Par Alexander Nepogodin − Le 3 juin 2022 − Source RT
Le rétablissement de la vie en temps de paix dans les territoires sous le contrôle de la Russie est vital pendant que ce que l’on appelle « l’opération militaire spéciale » se poursuit en Ukraine. Actuellement, il s’agit de la région de Kherson, de la majeure partie de la province de Zaporozhye et d’une grande partie de la zone autour de Kharkov.
Moscou a commencé à restaurer l’infrastructure économique et sociale, ainsi qu’à améliorer les conditions de vie des personnes concernées dans la région. Des administrations militaro-civiles ont déjà été mises en place, et les grandes villes reçoivent souvent la visite de hauts responsables russes. Une opinion largement répandue en Russie est que ces terres s’intègreront au pays, et qu’il n’y a plus de retour en arrière possible.
RT examine la tentative de rétablir la paix dans les régions de Zaporozhye et de Kherson, en gardant à l’esprit l’importance stratégique des terres du sud de l’Ukraine pour la Russie, et ce que l’avenir leur réserve.
Un avenir incertain
La discussion des plans visant à rattacher les régions de Kherson et de Zaporozhye à la Russie repousse les limites de l’opération militaire en Ukraine. L’approche officielle reste cependant la même : L’Ukraine doit être « dénazifiée » et son potentiel militaire émoussé, ce qui nécessite de s’assurer le contrôle de certains territoires.
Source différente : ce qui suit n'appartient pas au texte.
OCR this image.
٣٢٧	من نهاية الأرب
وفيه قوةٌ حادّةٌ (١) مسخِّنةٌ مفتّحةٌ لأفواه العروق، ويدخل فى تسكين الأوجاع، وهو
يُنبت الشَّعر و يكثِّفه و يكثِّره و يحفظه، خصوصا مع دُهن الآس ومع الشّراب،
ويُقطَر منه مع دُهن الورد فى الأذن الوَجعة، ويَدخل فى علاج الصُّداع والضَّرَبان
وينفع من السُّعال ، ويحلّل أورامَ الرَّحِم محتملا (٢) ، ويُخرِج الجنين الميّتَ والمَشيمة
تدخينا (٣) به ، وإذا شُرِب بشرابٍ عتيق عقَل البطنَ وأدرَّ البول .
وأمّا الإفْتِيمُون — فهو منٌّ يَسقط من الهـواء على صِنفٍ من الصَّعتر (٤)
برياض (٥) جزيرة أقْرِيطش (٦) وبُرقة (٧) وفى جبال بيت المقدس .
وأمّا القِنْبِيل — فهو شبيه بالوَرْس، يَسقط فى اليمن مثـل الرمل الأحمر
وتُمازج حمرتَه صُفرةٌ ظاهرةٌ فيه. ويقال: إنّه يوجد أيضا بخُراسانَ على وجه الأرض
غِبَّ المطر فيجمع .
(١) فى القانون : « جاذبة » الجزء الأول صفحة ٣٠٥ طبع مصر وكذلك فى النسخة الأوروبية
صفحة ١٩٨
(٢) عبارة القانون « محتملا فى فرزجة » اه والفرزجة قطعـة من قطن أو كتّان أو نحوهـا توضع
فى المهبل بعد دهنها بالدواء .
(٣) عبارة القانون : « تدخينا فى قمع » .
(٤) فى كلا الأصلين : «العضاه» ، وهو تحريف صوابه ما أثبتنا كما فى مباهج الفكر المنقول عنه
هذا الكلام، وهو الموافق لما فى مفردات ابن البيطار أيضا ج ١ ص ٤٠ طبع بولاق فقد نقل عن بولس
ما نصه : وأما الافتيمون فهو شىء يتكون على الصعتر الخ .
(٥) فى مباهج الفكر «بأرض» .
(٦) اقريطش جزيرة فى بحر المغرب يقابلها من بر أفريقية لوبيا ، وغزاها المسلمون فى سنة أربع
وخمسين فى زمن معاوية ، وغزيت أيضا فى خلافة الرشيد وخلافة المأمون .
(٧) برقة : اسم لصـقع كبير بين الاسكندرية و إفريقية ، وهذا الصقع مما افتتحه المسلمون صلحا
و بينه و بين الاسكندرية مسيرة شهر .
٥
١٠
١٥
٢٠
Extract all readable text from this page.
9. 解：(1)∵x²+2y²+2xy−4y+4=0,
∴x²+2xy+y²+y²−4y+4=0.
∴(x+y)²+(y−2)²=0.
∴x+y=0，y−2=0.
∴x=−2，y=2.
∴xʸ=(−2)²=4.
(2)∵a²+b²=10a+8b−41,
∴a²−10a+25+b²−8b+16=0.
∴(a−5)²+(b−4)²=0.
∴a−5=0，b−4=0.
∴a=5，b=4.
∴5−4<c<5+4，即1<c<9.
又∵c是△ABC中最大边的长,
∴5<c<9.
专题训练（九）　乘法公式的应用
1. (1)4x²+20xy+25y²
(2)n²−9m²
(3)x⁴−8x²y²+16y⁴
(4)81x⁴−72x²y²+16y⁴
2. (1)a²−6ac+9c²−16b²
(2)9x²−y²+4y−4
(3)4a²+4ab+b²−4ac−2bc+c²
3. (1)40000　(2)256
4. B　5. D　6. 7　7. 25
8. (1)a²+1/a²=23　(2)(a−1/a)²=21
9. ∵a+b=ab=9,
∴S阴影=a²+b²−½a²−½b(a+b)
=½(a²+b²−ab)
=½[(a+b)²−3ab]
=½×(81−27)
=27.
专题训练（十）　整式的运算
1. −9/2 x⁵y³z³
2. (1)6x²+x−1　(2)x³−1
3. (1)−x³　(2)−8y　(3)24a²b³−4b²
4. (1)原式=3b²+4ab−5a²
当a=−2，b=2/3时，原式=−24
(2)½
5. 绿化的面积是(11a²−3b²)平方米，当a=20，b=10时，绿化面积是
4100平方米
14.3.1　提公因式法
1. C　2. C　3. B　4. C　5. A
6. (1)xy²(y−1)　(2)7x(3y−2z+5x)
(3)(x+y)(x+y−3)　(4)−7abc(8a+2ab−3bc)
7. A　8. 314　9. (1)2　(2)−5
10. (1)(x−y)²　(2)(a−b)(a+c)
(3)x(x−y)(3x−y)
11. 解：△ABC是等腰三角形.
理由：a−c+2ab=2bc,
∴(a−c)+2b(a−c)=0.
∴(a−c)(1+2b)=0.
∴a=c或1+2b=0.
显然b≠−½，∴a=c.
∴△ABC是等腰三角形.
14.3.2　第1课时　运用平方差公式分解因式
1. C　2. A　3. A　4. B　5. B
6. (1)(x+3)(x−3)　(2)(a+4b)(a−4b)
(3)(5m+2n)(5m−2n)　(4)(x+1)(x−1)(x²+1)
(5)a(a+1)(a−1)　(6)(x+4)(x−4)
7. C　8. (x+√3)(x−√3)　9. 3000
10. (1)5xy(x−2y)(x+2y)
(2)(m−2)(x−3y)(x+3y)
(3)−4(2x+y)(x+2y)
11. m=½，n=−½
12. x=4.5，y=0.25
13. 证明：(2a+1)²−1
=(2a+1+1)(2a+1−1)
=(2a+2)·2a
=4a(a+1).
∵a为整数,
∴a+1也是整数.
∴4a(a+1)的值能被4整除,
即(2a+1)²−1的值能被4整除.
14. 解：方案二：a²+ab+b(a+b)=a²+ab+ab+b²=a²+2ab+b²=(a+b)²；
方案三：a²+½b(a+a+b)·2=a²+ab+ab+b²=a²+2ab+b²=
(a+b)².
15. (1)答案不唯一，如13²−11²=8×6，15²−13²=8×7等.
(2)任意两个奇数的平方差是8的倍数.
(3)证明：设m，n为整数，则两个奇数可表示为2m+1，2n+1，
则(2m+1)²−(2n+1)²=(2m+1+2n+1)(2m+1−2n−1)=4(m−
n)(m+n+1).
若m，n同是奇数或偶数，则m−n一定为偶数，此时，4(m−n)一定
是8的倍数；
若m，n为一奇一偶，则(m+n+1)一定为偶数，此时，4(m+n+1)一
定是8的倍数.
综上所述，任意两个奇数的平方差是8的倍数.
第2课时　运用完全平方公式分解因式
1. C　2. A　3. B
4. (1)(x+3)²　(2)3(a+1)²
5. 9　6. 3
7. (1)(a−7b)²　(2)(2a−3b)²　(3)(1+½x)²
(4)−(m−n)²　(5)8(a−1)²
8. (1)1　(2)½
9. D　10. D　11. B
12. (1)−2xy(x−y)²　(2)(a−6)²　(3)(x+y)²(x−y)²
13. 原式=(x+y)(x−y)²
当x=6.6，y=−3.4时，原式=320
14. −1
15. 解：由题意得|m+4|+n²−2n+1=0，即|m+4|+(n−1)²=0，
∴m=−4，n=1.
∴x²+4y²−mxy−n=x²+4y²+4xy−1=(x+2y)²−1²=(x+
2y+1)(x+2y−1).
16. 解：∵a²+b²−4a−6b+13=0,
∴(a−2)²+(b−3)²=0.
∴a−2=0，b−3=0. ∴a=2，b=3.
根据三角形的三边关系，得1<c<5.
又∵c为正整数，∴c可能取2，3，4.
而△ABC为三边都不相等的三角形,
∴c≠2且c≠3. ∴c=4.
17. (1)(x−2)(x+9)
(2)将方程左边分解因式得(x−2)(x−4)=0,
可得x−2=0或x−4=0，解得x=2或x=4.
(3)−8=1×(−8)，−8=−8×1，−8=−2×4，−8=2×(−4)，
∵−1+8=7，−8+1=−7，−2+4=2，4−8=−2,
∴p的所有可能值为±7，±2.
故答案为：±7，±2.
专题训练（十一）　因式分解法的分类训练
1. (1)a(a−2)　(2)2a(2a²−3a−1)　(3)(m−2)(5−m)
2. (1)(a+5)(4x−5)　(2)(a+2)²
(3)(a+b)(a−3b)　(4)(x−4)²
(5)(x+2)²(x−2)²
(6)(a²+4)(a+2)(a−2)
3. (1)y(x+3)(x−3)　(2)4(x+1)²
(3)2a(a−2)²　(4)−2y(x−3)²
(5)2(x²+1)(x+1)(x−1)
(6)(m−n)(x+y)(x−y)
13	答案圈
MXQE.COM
À en juger par l’activité politique des responsables nommés par la Russie dans ces régions, l’opération militaire ira bien au-delà des frontières du Donbass, en fonction de la situation sur la ligne de front.
Andrey Klishas, président de la commission du Conseil de la Fédération sur la législation constitutionnelle et la construction de l’État, a envoyé un signal important en déclarant que non seulement les habitants du Donbass, mais tous les citoyens ukrainiens, ont le droit de choisir leur destin.
Kirill Stremousov, vice-président de l’administration militaro-civile de la région de Kherson, a déclaré à Reuters que les combats pourraient affecter le calendrier du projet officiel de Kherson de rejoindre la Russie et qu’une décision serait prise « dans le courant de l’année prochaine ». Il n’a pas exclu la possibilité d’organiser un référendum. Début mai, cependant, il a insisté sur le fait qu’il n’y aurait « aucun référendum », accusant l’Ukraine de « répandre des fausses informations » sur les projets russes de vote sur la création d’une République populaire de Kherson.
« Plus tard, nous annoncerons nos plans pour le vote ou les référendums s’il y en a, mais cela n’arrivera pas de sitôt puisque notre objectif premier est de rétablir l’ordre dans la région de Kherson », a déclaré Stremousov. « Cela n’arrivera pas d’ici l’automne », a-t-il ajouté, lorsqu’on l’a interrogé sur le calendrier d’une éventuelle adhésion à la Russie.
Les déclarations de Vladimir Rogov, de l’administration militaro-civile de la région de Zaporozhye, vont dans le même sens. Selon lui, Zaporozhye ne reviendra pas sous le contrôle de l’Ukraine. « Il ne fait aucun doute que nous devons faire partie de la Russie en tant qu’entité constitutive à part entière. Nous ne voulons pas de ‘zones grises’, pas de République populaire de Zaporozhye. Nous voulons faire partie de la Russie. Comme nous l’avons toujours fait depuis des siècles ».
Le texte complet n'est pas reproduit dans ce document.